Primitive anomaly detection system for credit card transactions using statistical measures
In this challenge you are asked to implement a primitive anomaly detection system for credit card transactions. You are provided with a .csv file which mimics a real-time credit card purchase feed. The transactions have the following format: AccountId, MerchantId, TransactionAmount Notice that sometimes there is data corruption, and a meaningless extra column might appear. Your goal is to flag up anomalous transactions in real-time for further inspection by an expert. You decided to approach this problem by quantifying how much an incoming transaction deviates from the typical transaction for the customer in question. This exercise also tests your software engineering skills, so we recommend sticking to best practices, such as clear and document code and a sufficient number of automated tests. We suggest you use Python, but you may use R, C++, or Java, if you prefer.
Is your data in good shape?
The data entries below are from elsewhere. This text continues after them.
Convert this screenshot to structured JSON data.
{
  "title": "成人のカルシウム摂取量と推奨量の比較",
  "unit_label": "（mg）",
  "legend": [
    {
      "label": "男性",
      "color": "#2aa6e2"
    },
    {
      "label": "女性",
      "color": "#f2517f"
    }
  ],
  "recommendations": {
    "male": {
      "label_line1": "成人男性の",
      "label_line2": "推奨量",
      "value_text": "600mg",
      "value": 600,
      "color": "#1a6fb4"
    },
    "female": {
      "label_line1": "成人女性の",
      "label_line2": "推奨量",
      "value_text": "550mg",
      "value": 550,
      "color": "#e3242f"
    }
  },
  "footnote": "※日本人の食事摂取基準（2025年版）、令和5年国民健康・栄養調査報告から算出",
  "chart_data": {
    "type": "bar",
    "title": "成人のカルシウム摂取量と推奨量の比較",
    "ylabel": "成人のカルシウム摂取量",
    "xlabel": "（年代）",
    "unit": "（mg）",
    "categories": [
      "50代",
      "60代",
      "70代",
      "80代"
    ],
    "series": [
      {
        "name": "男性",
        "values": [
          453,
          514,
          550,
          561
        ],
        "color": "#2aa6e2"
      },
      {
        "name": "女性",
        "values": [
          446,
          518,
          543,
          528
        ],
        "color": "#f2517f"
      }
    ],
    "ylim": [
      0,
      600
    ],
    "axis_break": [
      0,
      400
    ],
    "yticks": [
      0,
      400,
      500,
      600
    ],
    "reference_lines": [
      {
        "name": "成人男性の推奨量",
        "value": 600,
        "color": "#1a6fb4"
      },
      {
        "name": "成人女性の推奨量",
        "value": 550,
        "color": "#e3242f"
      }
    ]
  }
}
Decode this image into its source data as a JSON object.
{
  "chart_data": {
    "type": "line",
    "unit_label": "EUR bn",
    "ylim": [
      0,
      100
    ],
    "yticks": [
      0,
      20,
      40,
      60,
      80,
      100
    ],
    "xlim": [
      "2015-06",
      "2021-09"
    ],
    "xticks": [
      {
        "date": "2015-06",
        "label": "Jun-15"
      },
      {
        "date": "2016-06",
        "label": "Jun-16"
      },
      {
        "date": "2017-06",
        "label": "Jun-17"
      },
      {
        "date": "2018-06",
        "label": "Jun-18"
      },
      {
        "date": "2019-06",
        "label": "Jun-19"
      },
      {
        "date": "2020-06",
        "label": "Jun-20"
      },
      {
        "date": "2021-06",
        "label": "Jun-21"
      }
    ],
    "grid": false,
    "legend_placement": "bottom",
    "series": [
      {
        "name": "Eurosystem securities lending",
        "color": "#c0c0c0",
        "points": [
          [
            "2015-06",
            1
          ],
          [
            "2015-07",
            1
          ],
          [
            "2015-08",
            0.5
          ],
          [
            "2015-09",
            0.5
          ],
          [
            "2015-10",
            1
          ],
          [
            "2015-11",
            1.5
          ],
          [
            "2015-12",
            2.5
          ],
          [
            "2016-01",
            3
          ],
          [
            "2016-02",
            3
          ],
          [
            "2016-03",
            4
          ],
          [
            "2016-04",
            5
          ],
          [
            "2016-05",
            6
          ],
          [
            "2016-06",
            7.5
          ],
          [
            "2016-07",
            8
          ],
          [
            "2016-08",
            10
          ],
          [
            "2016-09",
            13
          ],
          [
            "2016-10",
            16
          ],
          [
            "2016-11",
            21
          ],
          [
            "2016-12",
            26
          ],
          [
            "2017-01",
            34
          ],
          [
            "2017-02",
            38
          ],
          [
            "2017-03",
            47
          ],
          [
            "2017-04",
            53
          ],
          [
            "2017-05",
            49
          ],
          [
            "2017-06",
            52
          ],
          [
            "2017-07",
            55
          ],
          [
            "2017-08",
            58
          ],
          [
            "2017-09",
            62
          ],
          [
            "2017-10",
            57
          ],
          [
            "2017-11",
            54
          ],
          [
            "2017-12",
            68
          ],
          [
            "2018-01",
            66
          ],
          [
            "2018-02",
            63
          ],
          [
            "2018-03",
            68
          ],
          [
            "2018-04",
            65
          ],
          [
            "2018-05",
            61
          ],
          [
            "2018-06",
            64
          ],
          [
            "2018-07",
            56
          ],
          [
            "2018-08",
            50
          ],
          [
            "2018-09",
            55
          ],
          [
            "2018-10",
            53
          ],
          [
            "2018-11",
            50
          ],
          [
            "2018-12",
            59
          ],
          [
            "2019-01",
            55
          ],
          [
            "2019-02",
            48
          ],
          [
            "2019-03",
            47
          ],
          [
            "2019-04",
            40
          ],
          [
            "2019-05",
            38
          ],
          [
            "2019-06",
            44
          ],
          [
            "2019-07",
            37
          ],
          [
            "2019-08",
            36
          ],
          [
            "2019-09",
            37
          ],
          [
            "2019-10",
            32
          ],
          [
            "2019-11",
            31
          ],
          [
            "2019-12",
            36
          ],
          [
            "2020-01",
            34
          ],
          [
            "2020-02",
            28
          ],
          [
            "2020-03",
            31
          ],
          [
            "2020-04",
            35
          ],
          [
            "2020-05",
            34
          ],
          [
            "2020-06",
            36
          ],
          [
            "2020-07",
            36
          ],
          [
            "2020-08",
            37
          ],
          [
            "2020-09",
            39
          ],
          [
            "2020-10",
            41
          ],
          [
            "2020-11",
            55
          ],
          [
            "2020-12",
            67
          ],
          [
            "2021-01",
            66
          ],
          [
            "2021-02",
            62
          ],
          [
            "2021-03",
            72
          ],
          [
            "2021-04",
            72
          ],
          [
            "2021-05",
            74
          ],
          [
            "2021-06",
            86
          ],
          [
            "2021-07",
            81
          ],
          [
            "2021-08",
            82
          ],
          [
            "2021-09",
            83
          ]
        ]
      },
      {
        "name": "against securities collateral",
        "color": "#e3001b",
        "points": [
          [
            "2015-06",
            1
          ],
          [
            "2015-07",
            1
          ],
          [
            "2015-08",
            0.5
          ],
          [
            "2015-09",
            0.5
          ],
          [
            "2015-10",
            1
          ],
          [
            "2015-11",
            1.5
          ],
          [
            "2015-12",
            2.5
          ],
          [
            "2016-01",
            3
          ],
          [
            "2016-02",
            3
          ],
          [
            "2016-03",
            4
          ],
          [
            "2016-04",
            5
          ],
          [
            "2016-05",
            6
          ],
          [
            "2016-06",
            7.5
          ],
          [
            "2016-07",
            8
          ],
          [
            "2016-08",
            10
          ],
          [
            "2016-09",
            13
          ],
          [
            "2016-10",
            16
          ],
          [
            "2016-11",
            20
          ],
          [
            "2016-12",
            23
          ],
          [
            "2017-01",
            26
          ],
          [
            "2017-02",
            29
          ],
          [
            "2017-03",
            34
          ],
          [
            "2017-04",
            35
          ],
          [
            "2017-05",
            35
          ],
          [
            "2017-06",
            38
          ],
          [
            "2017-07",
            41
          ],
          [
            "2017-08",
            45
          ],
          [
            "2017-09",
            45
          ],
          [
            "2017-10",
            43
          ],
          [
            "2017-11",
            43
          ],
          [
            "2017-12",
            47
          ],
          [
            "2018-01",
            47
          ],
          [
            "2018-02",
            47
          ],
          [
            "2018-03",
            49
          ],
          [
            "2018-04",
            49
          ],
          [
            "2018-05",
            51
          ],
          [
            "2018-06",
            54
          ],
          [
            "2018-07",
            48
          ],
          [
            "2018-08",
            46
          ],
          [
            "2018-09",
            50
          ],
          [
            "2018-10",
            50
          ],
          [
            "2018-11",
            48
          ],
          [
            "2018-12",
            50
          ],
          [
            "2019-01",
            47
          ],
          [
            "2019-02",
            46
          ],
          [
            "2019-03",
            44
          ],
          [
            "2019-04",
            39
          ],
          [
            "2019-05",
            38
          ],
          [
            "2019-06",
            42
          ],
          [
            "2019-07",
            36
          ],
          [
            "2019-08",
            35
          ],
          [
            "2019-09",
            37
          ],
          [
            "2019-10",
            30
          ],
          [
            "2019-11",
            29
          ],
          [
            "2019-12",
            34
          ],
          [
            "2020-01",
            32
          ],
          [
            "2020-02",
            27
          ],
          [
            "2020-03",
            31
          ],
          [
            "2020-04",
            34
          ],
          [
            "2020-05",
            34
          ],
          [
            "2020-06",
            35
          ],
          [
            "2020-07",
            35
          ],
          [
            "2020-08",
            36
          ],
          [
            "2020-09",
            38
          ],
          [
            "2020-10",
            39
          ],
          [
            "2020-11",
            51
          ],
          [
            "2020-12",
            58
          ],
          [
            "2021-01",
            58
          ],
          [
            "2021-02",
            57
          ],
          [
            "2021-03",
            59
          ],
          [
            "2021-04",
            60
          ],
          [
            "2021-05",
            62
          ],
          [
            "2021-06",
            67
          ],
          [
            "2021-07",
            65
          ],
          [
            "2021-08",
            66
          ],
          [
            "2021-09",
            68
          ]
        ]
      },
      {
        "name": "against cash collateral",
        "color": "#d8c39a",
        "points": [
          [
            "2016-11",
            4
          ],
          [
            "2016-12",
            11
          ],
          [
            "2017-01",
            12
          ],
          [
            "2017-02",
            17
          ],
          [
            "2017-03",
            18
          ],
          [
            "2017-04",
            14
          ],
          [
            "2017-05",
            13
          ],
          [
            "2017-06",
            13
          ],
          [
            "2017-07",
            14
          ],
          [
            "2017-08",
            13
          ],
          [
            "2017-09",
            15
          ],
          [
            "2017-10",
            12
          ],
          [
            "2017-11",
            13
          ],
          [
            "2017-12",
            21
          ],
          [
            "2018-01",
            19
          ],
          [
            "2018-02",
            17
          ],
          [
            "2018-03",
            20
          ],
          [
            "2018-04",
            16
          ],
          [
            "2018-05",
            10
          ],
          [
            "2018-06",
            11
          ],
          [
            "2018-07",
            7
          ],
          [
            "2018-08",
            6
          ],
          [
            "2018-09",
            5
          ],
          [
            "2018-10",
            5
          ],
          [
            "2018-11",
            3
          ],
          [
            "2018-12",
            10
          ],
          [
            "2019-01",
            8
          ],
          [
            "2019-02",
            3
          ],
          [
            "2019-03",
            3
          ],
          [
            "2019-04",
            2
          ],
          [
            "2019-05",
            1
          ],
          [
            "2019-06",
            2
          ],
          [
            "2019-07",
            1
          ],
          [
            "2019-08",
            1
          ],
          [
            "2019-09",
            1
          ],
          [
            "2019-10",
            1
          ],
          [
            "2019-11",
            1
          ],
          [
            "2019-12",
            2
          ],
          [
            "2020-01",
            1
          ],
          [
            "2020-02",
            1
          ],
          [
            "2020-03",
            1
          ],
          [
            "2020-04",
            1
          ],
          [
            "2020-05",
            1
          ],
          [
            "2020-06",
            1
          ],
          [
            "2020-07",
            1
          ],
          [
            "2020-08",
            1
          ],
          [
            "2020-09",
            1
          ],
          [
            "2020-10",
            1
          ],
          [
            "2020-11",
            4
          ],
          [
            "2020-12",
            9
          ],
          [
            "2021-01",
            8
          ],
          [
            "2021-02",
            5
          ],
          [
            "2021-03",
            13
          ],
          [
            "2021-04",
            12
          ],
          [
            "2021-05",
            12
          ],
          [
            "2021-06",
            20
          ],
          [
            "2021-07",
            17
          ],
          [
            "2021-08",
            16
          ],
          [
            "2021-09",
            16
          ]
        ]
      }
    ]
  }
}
Note down how serious the data corruption is and describe how you deal with this problem.
To build up knowledge of the typical transaction, you accumulate some simple statistics about each customer. Write a program that reads event data from a file, tracks the mean transaction amount (η) for each customer and its standard deviation (σ), and prints it to standard output after every transaction. Suppose you observe a new transaction for d dollars. You can use η and σ to detect whether it’s an anomaly by checking if d differs from η by at least 3 standard deviations. Update your program with this simple detector and output any warnings into a log. Is your detector working reliably when it has seen very few transactions per customer? One approach to mitigate the initial lack of data is to fall back on the global statistics. Implement tracking mean transaction amount and its variance globally (for all customers) and update your detector to use this information when needed.
This simple set of statistics can be extended to track the minimum and maximum transaction value, as well as the ratio between the current value and the historical minimum. Extend your program to track these 3 quantities.